The last four aren't jokes. This takes time, effort, and some fancy mental footwork. It's not easy. You'll have to search over and over again, often with tiny variations on the last search, fine-tuning the results you get back. Sometimes you hit a wall and have no idea where to go next.

I'll tell you where to go: the Library. IM us through the chat widget on library.gallaudet.edu, e-mail us through library.help@gallaudet.edu, or -- this is usually the best way to get things done quickly -- come on in and ask for help at the Service Desk. We're all old hands at searching through databases and are always, always happy to help out.

Really, searching and finding information for your topic is probably one of the hardest parts of working on a paper or project, second only to actually writing your paper or putting your project together. Part of this is because it becomes difficult to keep track of all the articles you've found and want to use; most students tend to print out every single article, write the important information they need for references on top of the first page, then lug all of it around.

There's an easier way: RefWorks. It's awesome; I'll go into more detail about it next week, so be sure to tune in.

In the meantime, enjoy your weekend! I hear it may be the last warm-ish one we get ...

Question of the Week
Why can you only check out reserve items for up to 2 hours?
Why is the sky blue? Why is the sun yellow? Why does the Planck constant add up to 4.13566733(10) x 10-15 eVs? Well, that last one has an answer, so scratch that.

All facetiousness aside, though, reserve items have a time limit because that's the nature of reserve items -- they're on reserve because your professor wants them to be available to you when you need them. It's hard to accomplish that if we allow any students to check out a reserve item for more than 2 hours. That's also why those items can't leave the Library while they're on reserve. Everyone in a given class needs to have a fighting chance at those items, and the only way to accomplish this is to place some restrictions on their use and apply them evenly to everyone in the course.

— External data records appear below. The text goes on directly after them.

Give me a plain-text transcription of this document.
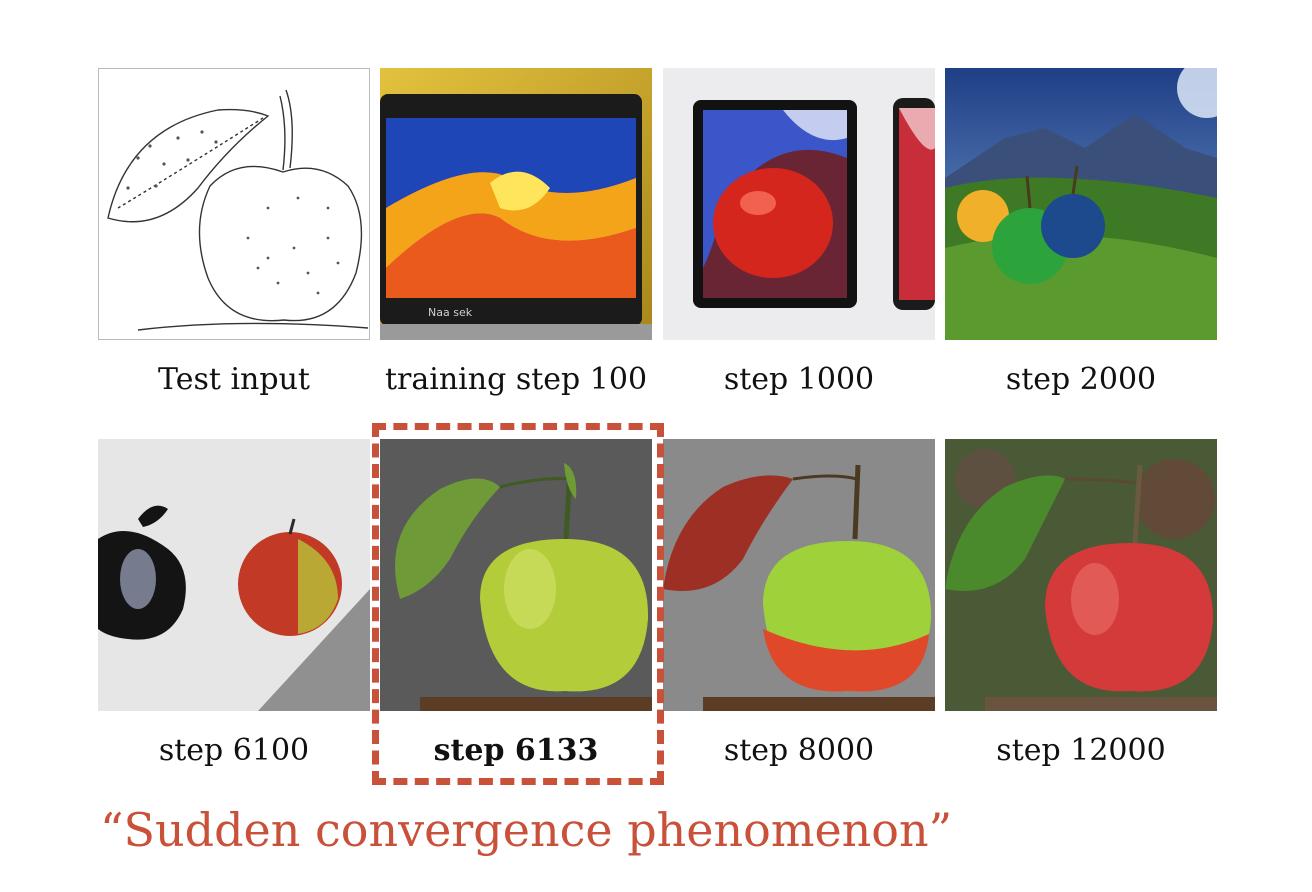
Test input
Naa sek
training step 100	step 1000	step 2000
step 6100	step 6133	step 8000	step 12000
“Sudden convergence phenomenon”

This way, if a student really needs her professor's dissertation for class the next day, but it's unavailable, she can at least check ALADIN Discovery and see if it's due back soon enough for her to stick around and wait for it to be returned. In fact, I've seen some students check ALADIN Discovery, see that one of their classmates has checked out the book or movie they need, then literally search the Library for those classmates so they can ask to join the other student and use the item without needing to wait until the other student's done. It almost always works out pretty well.